Le meurtre, moteur de la production humaine

Aujourd’hui, il n’est plus question de rentabilité... de retour sur investissement, car le besoin légitime d’un retour sur investissement finit là où commence la recherche effrénée du profit maximal et cette recherche-là, c’est la recherche du seuil de rupture des modes de production et de fonctionnement musculaires et psychiques de l’espèce humaine salariée. Le fameux point mort, c’est ça !

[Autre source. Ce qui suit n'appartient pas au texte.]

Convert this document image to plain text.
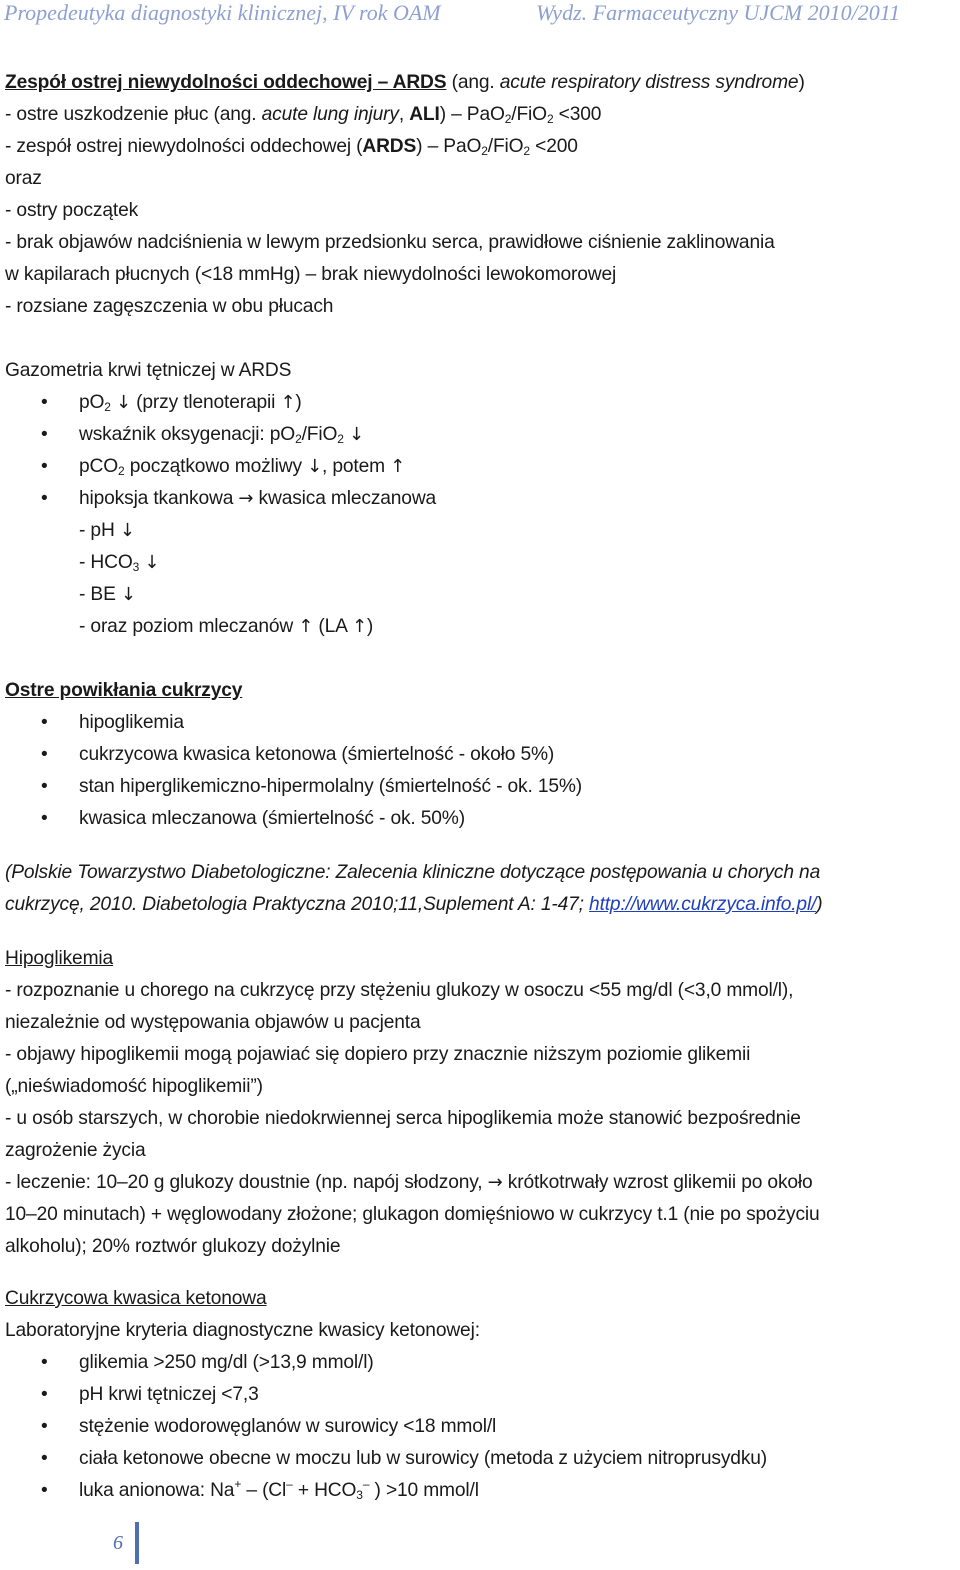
Propedeutyka diagnostyki klinicznej, IV rok OAM	Wydz. Farmaceutyczny UJCM 2010/2011
Zespół ostrej niewydolności oddechowej – ARDS (ang. acute respiratory distress syndrome)
- ostre uszkodzenie płuc (ang. acute lung injury, ALI) – PaO$_2$/FiO$_2$ <300
- zespół ostrej niewydolności oddechowej (ARDS) – PaO$_2$/FiO$_2$ <200
oraz
- ostry początek
- brak objawów nadciśnienia w lewym przedsionku serca, prawidłowe ciśnienie zaklinowania
w kapilarach płucnych (<18 mmHg) – brak niewydolności lewokomorowej
- rozsiane zagęszczenia w obu płucach
Gazometria krwi tętniczej w ARDS
• $pO_2$ ↓ (przy tlenoterapii ↑)
• wskaźnik oksygenacji: $pO_2/FiO_2$ ↓
• pCO$_2$ początkowo możliwy ↓, potem ↑
• hipoksja tkankowa → kwasica mleczanowa
- pH ↓
- $HCO_3$ ↓
- BE ↓
- oraz poziom mleczanów ↑ (LA ↑)
Ostre powikłania cukrzycy
• hipoglikemia
• cukrzycowa kwasica ketonowa (śmiertelność - około 5%)
• stan hiperglikemiczno-hipermolalny (śmiertelność - ok. 15%)
• kwasica mleczanowa (śmiertelność - ok. 50%)
(Polskie Towarzystwo Diabetologiczne: Zalecenia kliniczne dotyczące postępowania u chorych na
cukrzycę, 2010. Diabetologia Praktyczna 2010;11,Suplement A: 1-47; http://www.cukrzyca.info.pl/)
Hipoglikemia
- rozpoznanie u chorego na cukrzycę przy stężeniu glukozy w osoczu <55 mg/dl (<3,0 mmol/l),
niezależnie od występowania objawów u pacjenta
- objawy hipoglikemii mogą pojawiać się dopiero przy znacznie niższym poziomie glikemii
(„nieświadomość hipoglikemii”)
- u osób starszych, w chorobie niedokrwiennej serca hipoglikemia może stanowić bezpośrednie
zagrożenie życia
- leczenie: 10–20 g glukozy doustnie (np. napój słodzony, → krótkotrwały wzrost glikemii po około
10–20 minutach) + węglowodany złożone; glukagon domięśniowo w cukrzycy t.1 (nie po spożyciu
alkoholu); 20% roztwór glukozy dożylnie
Cukrzycowa kwasica ketonowa
Laboratoryjne kryteria diagnostyczne kwasicy ketonowej:
• glikemia >250 mg/dl (>13,9 mmol/l)
• pH krwi tętniczej <7,3
• stężenie wodorowęglanów w surowicy <18 mmol/l
• ciała ketonowe obecne w moczu lub w surowicy (metoda z użyciem nitroprusydku)
• luka anionowa: $Na^+ - (Cl^- + HCO_3^-$ ) >10 mmol/l
6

Le moteur de cette production inhumaine, c’est le meurtre ! C’est la recherche perpétuelle du concurrent à trucider, pour occuper seul la place et imposer sa loi. Et si d’aventure on ne peut pas le tuer ce concurrent, eh bien, on s’entend avec lui sur le dos de tous les autres ou bien, on le neutralise, on l’absorbe, on l’avale et puis, dans le même temps, on expulse tous les éléments non assimilables ; éléments devenus du jour au lendemain des matières fécales dont il faut au plus vite se débarrasser avant de déféquer en douce, à l’abri des regards indiscrets. Et là, triomphants et enfin seuls, ils maintiennent les mêmes cadences infernales pour, cette fois-ci, non pas tuer la concurrence mais engranger des bénéfices colossaux.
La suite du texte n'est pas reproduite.